• gastric cancer;
  • haplotype;
  • polymorphism;
  • TGF-β1 gene


Background and Aim:  As an important cytokine that modulate the cell cycle, the involvement of transforming growth factor beta-1 (TGF-β1) in carcinogenesis has been extensively studied for many years. Literatures have demonstrated that TGF-β1 gene polymorphisms may alter the risk of various cancers, such as lung, prostate and breast. To investigate whether polymorphisms of the TGF-β1 gene can modify the risk of gastric cancer, we conduct this hospital-based, case-control study.
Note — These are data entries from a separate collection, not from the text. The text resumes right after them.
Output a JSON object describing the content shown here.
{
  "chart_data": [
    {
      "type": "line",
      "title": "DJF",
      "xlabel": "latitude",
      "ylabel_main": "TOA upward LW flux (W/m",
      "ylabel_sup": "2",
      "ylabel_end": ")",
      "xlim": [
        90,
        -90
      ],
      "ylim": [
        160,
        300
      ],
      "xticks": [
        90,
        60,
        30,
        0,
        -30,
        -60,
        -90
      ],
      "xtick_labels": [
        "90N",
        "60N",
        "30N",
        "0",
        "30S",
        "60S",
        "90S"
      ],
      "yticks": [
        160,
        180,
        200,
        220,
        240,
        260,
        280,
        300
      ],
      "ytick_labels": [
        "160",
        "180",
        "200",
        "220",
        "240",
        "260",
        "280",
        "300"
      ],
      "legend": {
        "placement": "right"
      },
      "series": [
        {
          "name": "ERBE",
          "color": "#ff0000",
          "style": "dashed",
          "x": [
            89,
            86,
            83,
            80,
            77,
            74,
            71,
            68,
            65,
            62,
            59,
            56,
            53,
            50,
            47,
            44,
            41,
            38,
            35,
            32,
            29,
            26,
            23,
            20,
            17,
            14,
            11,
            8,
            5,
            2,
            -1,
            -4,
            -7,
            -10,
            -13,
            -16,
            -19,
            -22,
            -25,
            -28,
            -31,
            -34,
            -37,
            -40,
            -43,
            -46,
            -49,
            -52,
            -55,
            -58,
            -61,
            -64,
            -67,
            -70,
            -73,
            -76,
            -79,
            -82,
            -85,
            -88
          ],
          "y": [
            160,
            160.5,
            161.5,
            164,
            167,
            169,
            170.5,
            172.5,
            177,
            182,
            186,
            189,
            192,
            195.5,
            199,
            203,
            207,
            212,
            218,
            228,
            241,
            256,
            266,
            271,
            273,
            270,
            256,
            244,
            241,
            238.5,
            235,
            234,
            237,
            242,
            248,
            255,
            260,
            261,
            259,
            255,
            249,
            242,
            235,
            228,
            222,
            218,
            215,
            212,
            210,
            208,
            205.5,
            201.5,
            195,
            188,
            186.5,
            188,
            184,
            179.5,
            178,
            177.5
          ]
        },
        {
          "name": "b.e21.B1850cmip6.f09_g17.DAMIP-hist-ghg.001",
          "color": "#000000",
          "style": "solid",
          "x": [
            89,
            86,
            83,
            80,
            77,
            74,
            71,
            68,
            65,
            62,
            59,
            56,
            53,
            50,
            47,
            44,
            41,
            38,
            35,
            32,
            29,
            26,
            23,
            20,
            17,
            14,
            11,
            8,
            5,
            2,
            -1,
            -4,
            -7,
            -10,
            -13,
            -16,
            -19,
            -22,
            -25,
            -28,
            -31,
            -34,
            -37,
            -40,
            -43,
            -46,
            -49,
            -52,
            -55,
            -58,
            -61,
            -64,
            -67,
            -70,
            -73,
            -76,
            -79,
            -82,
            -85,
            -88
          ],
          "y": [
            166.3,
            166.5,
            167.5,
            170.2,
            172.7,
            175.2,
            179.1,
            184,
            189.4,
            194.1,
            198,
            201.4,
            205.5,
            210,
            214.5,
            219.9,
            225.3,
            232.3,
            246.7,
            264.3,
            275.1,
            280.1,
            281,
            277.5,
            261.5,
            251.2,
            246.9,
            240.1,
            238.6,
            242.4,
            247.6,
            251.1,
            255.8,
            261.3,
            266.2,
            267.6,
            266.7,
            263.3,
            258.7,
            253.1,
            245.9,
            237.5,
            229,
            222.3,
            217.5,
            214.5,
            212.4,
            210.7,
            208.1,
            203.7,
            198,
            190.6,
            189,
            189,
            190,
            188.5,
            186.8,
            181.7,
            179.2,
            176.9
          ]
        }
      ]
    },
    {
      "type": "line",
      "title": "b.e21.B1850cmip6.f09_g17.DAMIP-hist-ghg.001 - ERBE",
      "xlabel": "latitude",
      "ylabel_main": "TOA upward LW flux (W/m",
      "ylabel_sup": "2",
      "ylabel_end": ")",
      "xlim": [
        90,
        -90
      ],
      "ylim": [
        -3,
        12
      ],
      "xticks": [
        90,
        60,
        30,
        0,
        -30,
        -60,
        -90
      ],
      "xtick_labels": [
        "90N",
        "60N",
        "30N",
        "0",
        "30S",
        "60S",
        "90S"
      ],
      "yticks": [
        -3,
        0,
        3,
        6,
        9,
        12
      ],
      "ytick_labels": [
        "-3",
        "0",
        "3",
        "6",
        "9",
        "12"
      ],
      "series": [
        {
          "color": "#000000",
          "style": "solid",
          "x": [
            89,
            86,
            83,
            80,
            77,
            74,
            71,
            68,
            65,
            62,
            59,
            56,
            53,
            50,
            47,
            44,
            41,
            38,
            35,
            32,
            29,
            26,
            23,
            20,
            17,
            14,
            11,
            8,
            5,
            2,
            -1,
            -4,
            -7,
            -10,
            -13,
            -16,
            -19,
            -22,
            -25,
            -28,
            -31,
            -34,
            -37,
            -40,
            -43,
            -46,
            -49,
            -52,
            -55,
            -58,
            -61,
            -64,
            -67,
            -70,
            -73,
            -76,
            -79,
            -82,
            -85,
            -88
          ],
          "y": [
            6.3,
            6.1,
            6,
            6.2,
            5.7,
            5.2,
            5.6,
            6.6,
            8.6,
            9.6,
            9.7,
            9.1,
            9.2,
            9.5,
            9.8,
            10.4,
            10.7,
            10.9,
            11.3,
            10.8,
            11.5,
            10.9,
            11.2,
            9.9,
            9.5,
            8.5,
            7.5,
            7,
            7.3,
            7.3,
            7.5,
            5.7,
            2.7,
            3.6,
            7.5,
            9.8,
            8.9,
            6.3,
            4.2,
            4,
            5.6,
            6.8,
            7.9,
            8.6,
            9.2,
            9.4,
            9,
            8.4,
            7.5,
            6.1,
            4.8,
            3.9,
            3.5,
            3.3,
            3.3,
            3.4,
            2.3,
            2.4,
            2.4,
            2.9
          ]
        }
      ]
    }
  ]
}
Methods:  One hundred and sixty-seven cases and 193 gender, age-matched healthy controls were enrolled in this case-control study. TGF-β1 polymorphisms C-509T and T + 869C were identified by PCR-RFLP and ARMS-PCR protocols, respectively.

Results:  Significantly different distributions of both genes were demonstrated between the case and control. Variant genotypes −509CT, −509TT, +869TC and +869CC were associated with increased risk of gastric cancer (P = 0.001, OR = 2.54; P = 0.016, OR = 2.09; P < 0.001, OR = 3.46; P < 0.001, OR = 4.04, respectively). With haplotype analysis, wild type CT (−509C and +869T) led to a lower frequency in case than that in control (P < 0.001), while haplotype TC was more frequent in case than in control (P < 0.001). Multiple logistic regression analysis revealed that individuals with haplotype TC had an increased likelihood of developing gastric cancer (OR = 3.19, 95%CI = 1.72–5.90).

Conclusions:  Our findings imply that −509C > T and +869T > C gene polymorphisms in TGF-β1 may be a critical risk factor of genetic susceptibility to gastric cancer in the Chinese population.